One example was earlier this year when local surfboard maker Dano Forte put on a one-man surf-a-thon to raise money for fellow surfer Jay Thomas, who injured his spine in a wipeout.
Another surf-a-thon will held Saturday to benefit Alan Halderman, a 53-year old surfer, fisherman and lover of the ocean who suffered a massive stroke in May. The event is from 9-11 a.m. at Newport Beach between the Newport Pier and lifeguard stand No. 22.
Donors sign up to sponsor one or more surfers and pledge a certain dollar amount for each wave they can catch within the two-hour time period. There will also be food, music and a silent auction — all donated by friends, businesses and the community at large.
The story of Alan’s stroke is not new. In September his colleagues at Hi-Time Wine Cellars, where he has worked for many years, held a benefit that raised over $24,000, enabling Alan to get into the Aphasia program at the University of Michigan. Aphasia is the inability to speak and/or write. Alan also has difficulty walking. He was on Catalina Island wearing only surf trunks with no wallet or cell phone when he collapsed. Unable to communicate, Alan was listed as a “John Doe” for over three days.
Alan’s recovery has been a lengthy, ongoing process and money is always an issue. Saturday’s support effort started when Alan’s surfing buddy Rod Sudbeck decided to get some friends and neighbors to sponsor him in a surf-a-thon.

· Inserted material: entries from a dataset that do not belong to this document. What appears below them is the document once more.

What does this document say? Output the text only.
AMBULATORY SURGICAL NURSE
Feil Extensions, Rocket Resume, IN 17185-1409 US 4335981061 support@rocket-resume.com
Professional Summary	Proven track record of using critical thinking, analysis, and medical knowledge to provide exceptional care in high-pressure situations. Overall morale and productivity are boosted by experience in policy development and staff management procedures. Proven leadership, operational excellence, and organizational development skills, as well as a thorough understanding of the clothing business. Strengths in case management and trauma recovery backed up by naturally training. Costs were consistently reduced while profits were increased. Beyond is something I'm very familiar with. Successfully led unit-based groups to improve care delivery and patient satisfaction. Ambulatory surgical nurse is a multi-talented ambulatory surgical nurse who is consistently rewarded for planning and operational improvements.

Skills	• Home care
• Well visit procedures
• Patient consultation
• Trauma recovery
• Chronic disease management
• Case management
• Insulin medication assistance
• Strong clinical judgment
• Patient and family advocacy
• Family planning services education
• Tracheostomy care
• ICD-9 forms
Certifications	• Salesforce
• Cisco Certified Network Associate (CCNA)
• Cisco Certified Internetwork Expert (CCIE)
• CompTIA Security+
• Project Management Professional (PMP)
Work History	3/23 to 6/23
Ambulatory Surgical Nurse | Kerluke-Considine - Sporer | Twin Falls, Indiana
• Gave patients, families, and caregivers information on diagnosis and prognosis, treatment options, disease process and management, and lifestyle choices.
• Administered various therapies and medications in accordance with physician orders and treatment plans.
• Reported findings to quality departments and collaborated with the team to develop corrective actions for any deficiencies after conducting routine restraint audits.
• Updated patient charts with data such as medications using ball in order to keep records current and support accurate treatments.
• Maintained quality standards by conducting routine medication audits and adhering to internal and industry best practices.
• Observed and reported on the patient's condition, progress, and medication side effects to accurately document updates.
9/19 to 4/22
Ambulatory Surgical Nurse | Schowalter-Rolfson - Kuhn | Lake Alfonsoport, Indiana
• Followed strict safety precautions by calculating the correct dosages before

The response was beyond what Rod had imagined. He got sponsors, more surfers (35 at last count) and donations for auction items. His suppliers (Rod is the proprietor of Fry’s Market on the Peninsula) also wanted to contribute. Rod was moved by how many people from all parts of the community were willing to help, especially in hard times.
“They are the super stars in this”, he told me.
As the project quickly grew a mutual friend, Jan Giovino, volunteered to help put it all together. She describes the Peninsula as “an old fashioned neighborhood” where residents care about one another.
The silent auction donations are on display at Fry’s Market, where I found Bill Field organizing the items. There is a lot of good stuff. Pure Glass, Surfside Sports, Almond Surfboards, 15th St. Surf Shop, Alley Restaurant, Young’s Market and Budweiser are just a few donors I recall. Bill is donating one of his spectacular beach photographs with an exquisite mounting from Newport Frame. You can bid early at Fry’s today. Saturday everything will be at the beach.
I haven’t met Alan, but everyone I spoke with described him as a great guy and a joy to be around.
Try to make it to the surf-a-thon. I’ll be there – I’ve never seen one.